Fast ein halbes Jahr ist das Touhoku-Erdbeben inzwischen her. Während sich die internationalen Medien zunächst mit ihrer Berichterstattung zur Katastrophe überschlugen, ist es nun ruhig geworden. Das Ganze scheint abgehakt – wenn überhaupt noch etwas in den Nachrichten auftaucht, so sind es das Atomkraftwerk Fukushima Daiichi und die Folgen des Super-GAUs.
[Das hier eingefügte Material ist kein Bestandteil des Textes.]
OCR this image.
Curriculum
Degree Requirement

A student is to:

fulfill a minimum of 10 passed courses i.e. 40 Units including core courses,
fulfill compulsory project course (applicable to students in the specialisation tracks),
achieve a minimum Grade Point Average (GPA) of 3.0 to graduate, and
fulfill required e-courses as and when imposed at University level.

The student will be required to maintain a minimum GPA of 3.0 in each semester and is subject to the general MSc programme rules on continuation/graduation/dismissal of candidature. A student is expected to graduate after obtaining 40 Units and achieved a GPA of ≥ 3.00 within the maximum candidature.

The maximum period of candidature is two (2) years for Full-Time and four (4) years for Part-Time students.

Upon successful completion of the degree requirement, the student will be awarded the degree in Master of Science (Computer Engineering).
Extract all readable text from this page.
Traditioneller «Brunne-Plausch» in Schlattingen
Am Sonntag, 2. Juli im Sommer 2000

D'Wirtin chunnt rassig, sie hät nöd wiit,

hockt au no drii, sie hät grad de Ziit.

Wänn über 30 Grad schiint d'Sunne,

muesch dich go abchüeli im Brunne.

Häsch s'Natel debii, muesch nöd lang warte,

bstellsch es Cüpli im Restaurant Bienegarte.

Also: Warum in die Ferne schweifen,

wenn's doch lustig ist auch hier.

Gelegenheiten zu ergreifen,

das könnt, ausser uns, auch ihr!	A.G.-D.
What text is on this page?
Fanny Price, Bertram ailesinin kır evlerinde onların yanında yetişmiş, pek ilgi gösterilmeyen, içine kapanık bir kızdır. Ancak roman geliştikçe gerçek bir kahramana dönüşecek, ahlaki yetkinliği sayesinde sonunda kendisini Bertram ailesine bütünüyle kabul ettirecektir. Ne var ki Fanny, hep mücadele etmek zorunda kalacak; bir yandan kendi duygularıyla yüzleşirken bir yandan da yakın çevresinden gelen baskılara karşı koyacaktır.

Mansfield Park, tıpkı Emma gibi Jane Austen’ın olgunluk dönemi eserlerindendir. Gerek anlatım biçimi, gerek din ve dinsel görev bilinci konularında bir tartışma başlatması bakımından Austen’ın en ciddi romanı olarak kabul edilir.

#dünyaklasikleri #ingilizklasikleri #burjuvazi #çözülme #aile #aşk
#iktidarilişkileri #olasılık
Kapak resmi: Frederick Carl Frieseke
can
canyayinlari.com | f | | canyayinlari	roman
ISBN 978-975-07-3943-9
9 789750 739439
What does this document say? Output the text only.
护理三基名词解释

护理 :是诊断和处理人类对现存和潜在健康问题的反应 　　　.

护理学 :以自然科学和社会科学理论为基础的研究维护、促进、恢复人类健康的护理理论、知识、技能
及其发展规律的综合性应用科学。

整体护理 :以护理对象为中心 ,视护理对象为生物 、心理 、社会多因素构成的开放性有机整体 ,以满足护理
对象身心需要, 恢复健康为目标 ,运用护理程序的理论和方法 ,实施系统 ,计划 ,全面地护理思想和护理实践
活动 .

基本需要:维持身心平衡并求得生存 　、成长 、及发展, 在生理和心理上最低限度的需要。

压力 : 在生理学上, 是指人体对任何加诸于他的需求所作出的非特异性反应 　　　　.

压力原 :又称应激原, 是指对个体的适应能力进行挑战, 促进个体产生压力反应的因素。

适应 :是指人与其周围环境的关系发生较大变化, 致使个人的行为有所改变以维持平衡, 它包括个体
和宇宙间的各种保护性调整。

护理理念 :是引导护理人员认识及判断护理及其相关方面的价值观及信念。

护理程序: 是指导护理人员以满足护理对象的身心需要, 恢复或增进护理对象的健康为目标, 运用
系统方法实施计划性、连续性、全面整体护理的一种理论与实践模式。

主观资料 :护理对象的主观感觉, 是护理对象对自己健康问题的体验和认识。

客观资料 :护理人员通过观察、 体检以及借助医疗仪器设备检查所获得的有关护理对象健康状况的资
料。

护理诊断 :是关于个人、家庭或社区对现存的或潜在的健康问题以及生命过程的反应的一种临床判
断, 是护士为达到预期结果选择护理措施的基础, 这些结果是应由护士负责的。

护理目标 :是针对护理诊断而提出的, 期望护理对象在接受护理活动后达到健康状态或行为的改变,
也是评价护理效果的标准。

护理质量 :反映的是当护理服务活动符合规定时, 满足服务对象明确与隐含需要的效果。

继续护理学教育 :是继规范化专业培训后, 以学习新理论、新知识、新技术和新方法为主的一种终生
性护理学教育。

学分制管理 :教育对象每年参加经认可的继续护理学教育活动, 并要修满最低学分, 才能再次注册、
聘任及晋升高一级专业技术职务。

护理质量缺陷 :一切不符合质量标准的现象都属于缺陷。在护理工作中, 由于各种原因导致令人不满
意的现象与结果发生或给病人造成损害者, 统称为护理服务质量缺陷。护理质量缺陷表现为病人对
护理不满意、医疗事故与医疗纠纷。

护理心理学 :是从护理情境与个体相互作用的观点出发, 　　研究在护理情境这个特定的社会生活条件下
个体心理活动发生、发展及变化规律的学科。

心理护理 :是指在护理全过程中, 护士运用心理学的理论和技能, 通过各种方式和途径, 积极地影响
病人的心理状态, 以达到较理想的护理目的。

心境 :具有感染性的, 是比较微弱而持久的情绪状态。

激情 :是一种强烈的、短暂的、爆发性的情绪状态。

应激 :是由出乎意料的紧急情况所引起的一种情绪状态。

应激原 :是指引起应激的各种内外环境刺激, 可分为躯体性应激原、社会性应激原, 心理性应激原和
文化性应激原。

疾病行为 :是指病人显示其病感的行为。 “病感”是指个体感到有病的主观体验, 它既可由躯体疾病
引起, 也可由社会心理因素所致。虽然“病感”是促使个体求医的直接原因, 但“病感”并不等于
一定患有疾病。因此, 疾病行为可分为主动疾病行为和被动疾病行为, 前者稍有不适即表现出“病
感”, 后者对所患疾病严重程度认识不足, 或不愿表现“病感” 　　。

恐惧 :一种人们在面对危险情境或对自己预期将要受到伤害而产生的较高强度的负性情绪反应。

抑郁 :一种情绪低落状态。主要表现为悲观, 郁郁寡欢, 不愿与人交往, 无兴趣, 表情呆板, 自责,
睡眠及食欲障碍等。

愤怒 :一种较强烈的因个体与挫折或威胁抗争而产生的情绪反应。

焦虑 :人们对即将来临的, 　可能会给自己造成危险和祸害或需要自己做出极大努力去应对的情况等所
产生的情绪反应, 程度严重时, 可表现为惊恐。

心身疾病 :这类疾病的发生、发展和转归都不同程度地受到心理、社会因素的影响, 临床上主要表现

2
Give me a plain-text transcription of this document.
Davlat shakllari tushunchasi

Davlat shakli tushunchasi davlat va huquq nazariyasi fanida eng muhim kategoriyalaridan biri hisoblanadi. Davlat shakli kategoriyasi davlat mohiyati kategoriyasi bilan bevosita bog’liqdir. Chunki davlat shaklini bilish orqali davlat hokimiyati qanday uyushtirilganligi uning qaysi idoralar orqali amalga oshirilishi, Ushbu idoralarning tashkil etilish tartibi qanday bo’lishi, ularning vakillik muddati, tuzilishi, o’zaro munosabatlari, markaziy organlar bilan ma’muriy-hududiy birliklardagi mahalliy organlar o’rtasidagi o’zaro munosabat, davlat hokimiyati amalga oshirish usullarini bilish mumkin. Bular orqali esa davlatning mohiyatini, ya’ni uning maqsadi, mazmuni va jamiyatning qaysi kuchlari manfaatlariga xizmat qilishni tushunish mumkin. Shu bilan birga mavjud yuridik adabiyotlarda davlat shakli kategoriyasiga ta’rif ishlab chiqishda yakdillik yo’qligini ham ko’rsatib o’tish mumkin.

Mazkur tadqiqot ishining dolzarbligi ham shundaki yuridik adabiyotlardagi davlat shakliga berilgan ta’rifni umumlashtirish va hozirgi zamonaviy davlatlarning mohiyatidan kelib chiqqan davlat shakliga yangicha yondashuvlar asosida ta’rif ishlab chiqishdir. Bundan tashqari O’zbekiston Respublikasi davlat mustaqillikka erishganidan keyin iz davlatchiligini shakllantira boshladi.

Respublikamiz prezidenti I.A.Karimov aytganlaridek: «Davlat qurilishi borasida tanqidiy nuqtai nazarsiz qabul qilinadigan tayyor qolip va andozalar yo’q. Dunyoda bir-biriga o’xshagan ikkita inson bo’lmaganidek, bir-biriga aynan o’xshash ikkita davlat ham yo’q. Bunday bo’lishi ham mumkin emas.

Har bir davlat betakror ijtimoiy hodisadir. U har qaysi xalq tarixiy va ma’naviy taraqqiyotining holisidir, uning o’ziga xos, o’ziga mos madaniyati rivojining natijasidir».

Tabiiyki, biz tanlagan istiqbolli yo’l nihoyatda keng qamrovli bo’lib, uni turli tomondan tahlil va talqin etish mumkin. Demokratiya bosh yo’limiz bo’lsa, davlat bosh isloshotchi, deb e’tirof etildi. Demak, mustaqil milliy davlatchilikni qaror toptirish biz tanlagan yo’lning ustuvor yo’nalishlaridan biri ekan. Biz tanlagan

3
Das Bild, das die Medien durch ihr Schweigen zeichnen, hat wenig mit der Realität zu tun. An der Situation der Menschen, die durch den Tsunami ihr Zuhause (und meist auch Angehörige und Bekannte) verloren haben, hat sich seit dem Erdbeben kaum etwas verändert. Die meisten leben nach wie vor auf engstem Raum in öffentlichen Gebäuden, oft in Turnhallen oder Schulen. Die Überreste der Häuser, in denen sie gelebt haben, sind noch längst nicht aus dem Weg geschafft. Roland Hagenberg – ein in Tokio ansässiger Autor, Fotograf, Filmemacher und Publizist – hat den Nordosten Japans kurz nach der Katastrophe besucht. Dass die Aufräumarbeiten so lange dauern, wundert ihn nicht. Er lenkt den Blick auf die Zahlen: Schließlich sei ein bis zu zehn Kilometer breiter Küstenstreifen auf mehrere hundert Kilometer Länge überflutet worden. Von etwa 560 Quadratkilometern Land ergriff der Tsunami insgesamt Besitz – eine Fläche so groß wie 76.000 Fußballfelder oder 3,5 mal das Fürstentum Liechtenstein. Über 100.000 Gebäude stürzten vollkommen ein, weitere 150.000 wurden zumindest teilweise zerstört. Da auch Straßen und Brücken beschädigt sind, ist es schwierig, notwendige Gerätschaften in die betroffenen Gebiete zu senden.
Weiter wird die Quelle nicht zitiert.